06/02/2026
F I V E M A R K S O F A M E T H O D I S T · C O M P A N I O N R E S O U R C E
Loving God in the Ordinary
A Seven-Day Devotional Guide
A companion resource to Mark 1 of Five Marks of a Methodist by Steve Harper
Steve Harper writes that a Methodist loves God. Not admires God, not believes in
God in an abstract sense, but loves God — with the whole heart, the whole mind,
the whole life. Wesley understood this love not as a feeling that arrives and
departs on its own terms, but as a relationship that is tended, practiced, and
deepened in the ordinary moments of an ordinary day.
This guide is for seven days. Each day is brief — ten minutes or less. The readings
are short, the questions are honest, and the practice is simple. The goal is not to
produce a spiritual experience. The goal is to pay attention to the love of God that
is already present in the life you are already living.
01
D A Y O N E
What Love of God Actually Feels Like
— S C R I P T U R E
You must love the Lord your God with all your heart, with all your being,
with all your mind, and with all your strength.
M A R K 1 2 : 3 0 ( C E B )
— R E F L E C T I O N
Jesus quotes this as the first and greatest commandment. Notice that it is a
commandment. Not a suggestion, not a description of what the spiritually gifted
feel, but a command given to everyone. Wesley took this seriously. If love of God
is commanded, then it is something we can do — or fail to do.

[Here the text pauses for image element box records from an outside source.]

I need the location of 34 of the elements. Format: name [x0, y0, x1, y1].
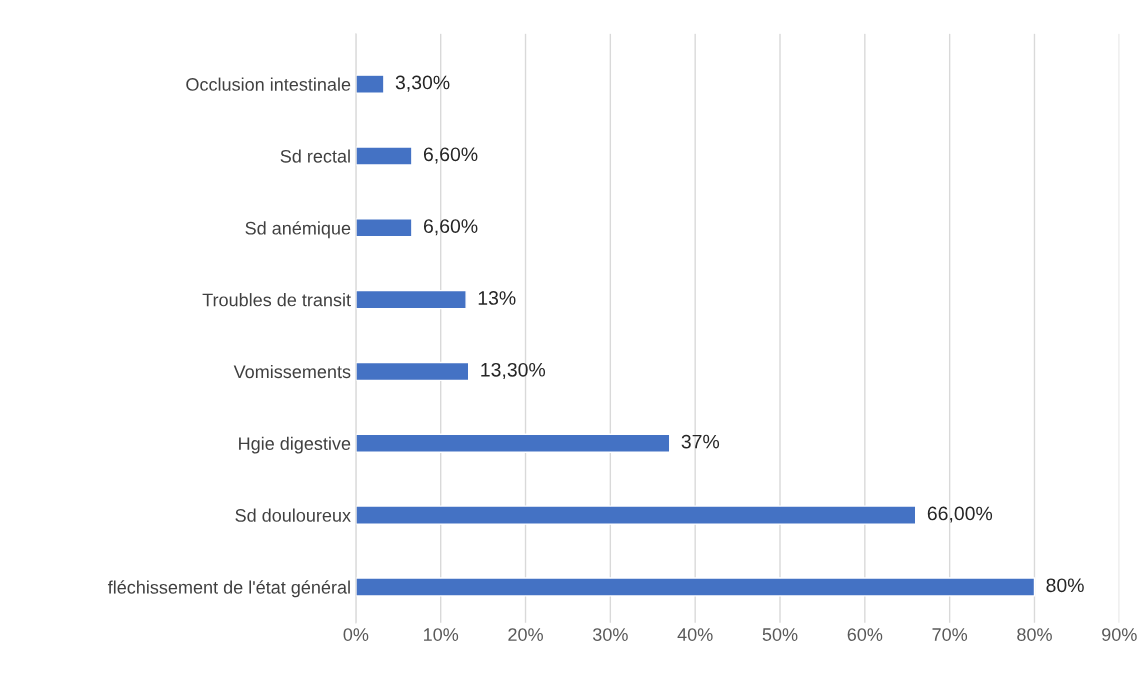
- y-tick-label: Hgie digestive: [239, 436, 351, 454]
- x-tick-label: 90%: [1102, 628, 1137, 641]
- x-tick-label: 70%: [932, 628, 968, 641]
- data-label: 80%: [1046, 578, 1084, 593]
- y-tick-label: fléchissement de l'état général: [107, 580, 350, 598]
- bar: [355, 505, 917, 525]
- bar: [355, 433, 671, 453]
- data-label: 6,60%: [423, 219, 478, 236]
- x-tick-label: 80%: [1017, 628, 1052, 641]
- data-label: 13,30%: [481, 362, 546, 379]
- data-label: 66,00%: [927, 506, 993, 523]
- bar: [355, 361, 470, 382]
- x-tick-label: 50%: [762, 628, 798, 641]
- y-tick-label: Sd douloureux: [235, 508, 351, 522]
- x-tick-label: 30%: [592, 628, 628, 641]
- y-tick-label: Occlusion intestinale: [186, 77, 351, 91]
- x-tick-label: 20%: [508, 628, 543, 641]
- data-label: 3,30%: [395, 75, 450, 92]
- y-tick-label: Sd anémique: [245, 221, 351, 239]
- data-label: 6,60%: [423, 147, 478, 164]
- y-tick-label: Sd rectal: [280, 149, 350, 163]
- bar: [355, 577, 1036, 597]
- data-label: 37%: [681, 434, 720, 449]
- bar: [355, 218, 413, 238]
- x-tick-label: 40%: [677, 628, 713, 641]
- bar: [355, 146, 413, 166]
- bar: [355, 289, 467, 310]
- data-label: 13%: [478, 291, 516, 305]
- x-tick-label: 60%: [847, 628, 883, 641]
- y-tick-label: Troubles de transit: [202, 293, 351, 307]
- y-tick-label: Vomissements: [233, 364, 351, 379]
- bar: [355, 74, 385, 94]
- x-tick-label: 0%: [343, 628, 369, 641]
- x-tick-label: 10%: [424, 628, 459, 641]
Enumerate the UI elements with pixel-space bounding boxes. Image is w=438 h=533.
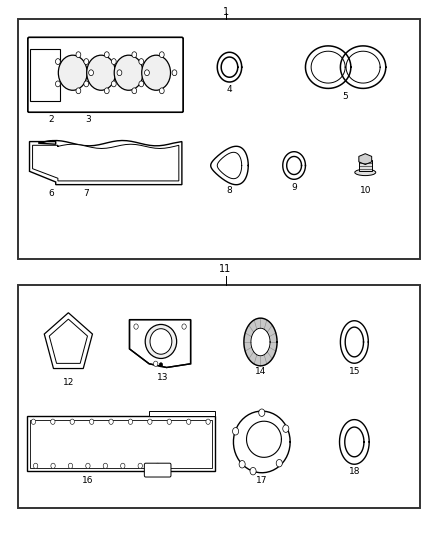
Circle shape: [182, 324, 186, 329]
Circle shape: [134, 324, 138, 329]
Text: 16: 16: [82, 477, 94, 486]
Circle shape: [153, 361, 158, 367]
Circle shape: [250, 467, 256, 475]
Text: 18: 18: [349, 467, 360, 477]
Polygon shape: [29, 141, 182, 184]
Text: 8: 8: [226, 186, 232, 195]
Circle shape: [132, 52, 137, 58]
Circle shape: [142, 55, 170, 90]
Bar: [149, 411, 215, 416]
Circle shape: [145, 70, 149, 76]
Circle shape: [206, 419, 210, 424]
Text: 12: 12: [63, 377, 74, 386]
Circle shape: [159, 363, 162, 367]
Bar: [18, 19, 420, 259]
FancyBboxPatch shape: [145, 463, 171, 477]
Circle shape: [51, 463, 55, 469]
Text: 3: 3: [85, 115, 91, 124]
Circle shape: [89, 419, 94, 424]
Circle shape: [117, 70, 122, 76]
Circle shape: [33, 463, 38, 469]
Circle shape: [138, 463, 142, 469]
Polygon shape: [247, 421, 282, 457]
Circle shape: [76, 52, 81, 58]
Circle shape: [139, 81, 144, 87]
FancyBboxPatch shape: [29, 419, 212, 468]
Circle shape: [76, 88, 81, 94]
Circle shape: [58, 55, 87, 90]
Circle shape: [88, 70, 93, 76]
Circle shape: [103, 463, 108, 469]
Text: 17: 17: [256, 477, 268, 486]
Circle shape: [86, 463, 90, 469]
Circle shape: [111, 59, 116, 64]
FancyBboxPatch shape: [28, 37, 183, 112]
Text: 14: 14: [255, 367, 266, 376]
Polygon shape: [130, 320, 191, 368]
Bar: [359, 160, 372, 171]
Polygon shape: [233, 411, 290, 473]
Circle shape: [239, 461, 245, 468]
Bar: [30, 49, 60, 101]
Text: 10: 10: [360, 186, 371, 195]
Polygon shape: [359, 154, 372, 165]
Circle shape: [84, 81, 88, 87]
Text: 4: 4: [227, 85, 232, 94]
Circle shape: [148, 419, 152, 424]
Circle shape: [233, 427, 239, 435]
Circle shape: [68, 463, 73, 469]
Polygon shape: [32, 144, 179, 181]
Circle shape: [70, 419, 74, 424]
Text: 7: 7: [83, 189, 89, 198]
Circle shape: [104, 88, 109, 94]
Text: 13: 13: [156, 373, 168, 382]
Circle shape: [167, 419, 171, 424]
FancyBboxPatch shape: [27, 416, 215, 471]
Circle shape: [120, 463, 125, 469]
Polygon shape: [244, 318, 277, 366]
Circle shape: [172, 70, 177, 76]
Circle shape: [187, 419, 191, 424]
Circle shape: [56, 59, 60, 64]
Circle shape: [31, 419, 35, 424]
Text: 2: 2: [48, 115, 54, 124]
Ellipse shape: [150, 329, 172, 354]
Circle shape: [111, 81, 116, 87]
Text: 11: 11: [219, 264, 232, 274]
Text: 5: 5: [343, 92, 349, 101]
Circle shape: [114, 55, 143, 90]
Circle shape: [109, 419, 113, 424]
Circle shape: [283, 425, 289, 432]
Bar: [18, 285, 420, 508]
Circle shape: [132, 88, 137, 94]
Circle shape: [51, 419, 55, 424]
Circle shape: [56, 81, 60, 87]
Text: 1: 1: [223, 7, 229, 17]
Circle shape: [128, 419, 133, 424]
Circle shape: [87, 55, 116, 90]
Circle shape: [159, 52, 164, 58]
Text: 9: 9: [291, 182, 297, 191]
Circle shape: [155, 463, 160, 469]
Text: 6: 6: [48, 189, 54, 198]
Circle shape: [159, 88, 164, 94]
Circle shape: [276, 459, 283, 467]
Polygon shape: [251, 328, 270, 356]
Ellipse shape: [355, 169, 376, 175]
Text: 15: 15: [349, 367, 360, 376]
Circle shape: [139, 59, 144, 64]
Ellipse shape: [145, 325, 177, 359]
Circle shape: [259, 409, 265, 416]
Polygon shape: [44, 313, 92, 368]
Circle shape: [84, 59, 88, 64]
Circle shape: [104, 52, 109, 58]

It is not simply
something that happens to us.
That is either very liberating or very uncomfortable, depending on where you are
today.
Think about the relationships in your life where love is most alive. What does that
love look like in practice? It probably involves attention — you notice the other
person. It involves preference — you choose to spend time with them. It involves
delight — you are glad they exist.
God invites the same orientation. Not performance. Not guilt. Attention,
preference, delight.
— Q U E S T I O N F O R T O D A Y
When did you last feel genuine delight in God — not duty, not relief, but
actual delight? What was happening?
— P R A C T I C E
Sometime today, stop what you are doing for two minutes. Not to pray formally.
Just to notice. Notice what is around you, who is around you, what your life
actually contains. Then say, simply: Thank you. That is the beginning of love.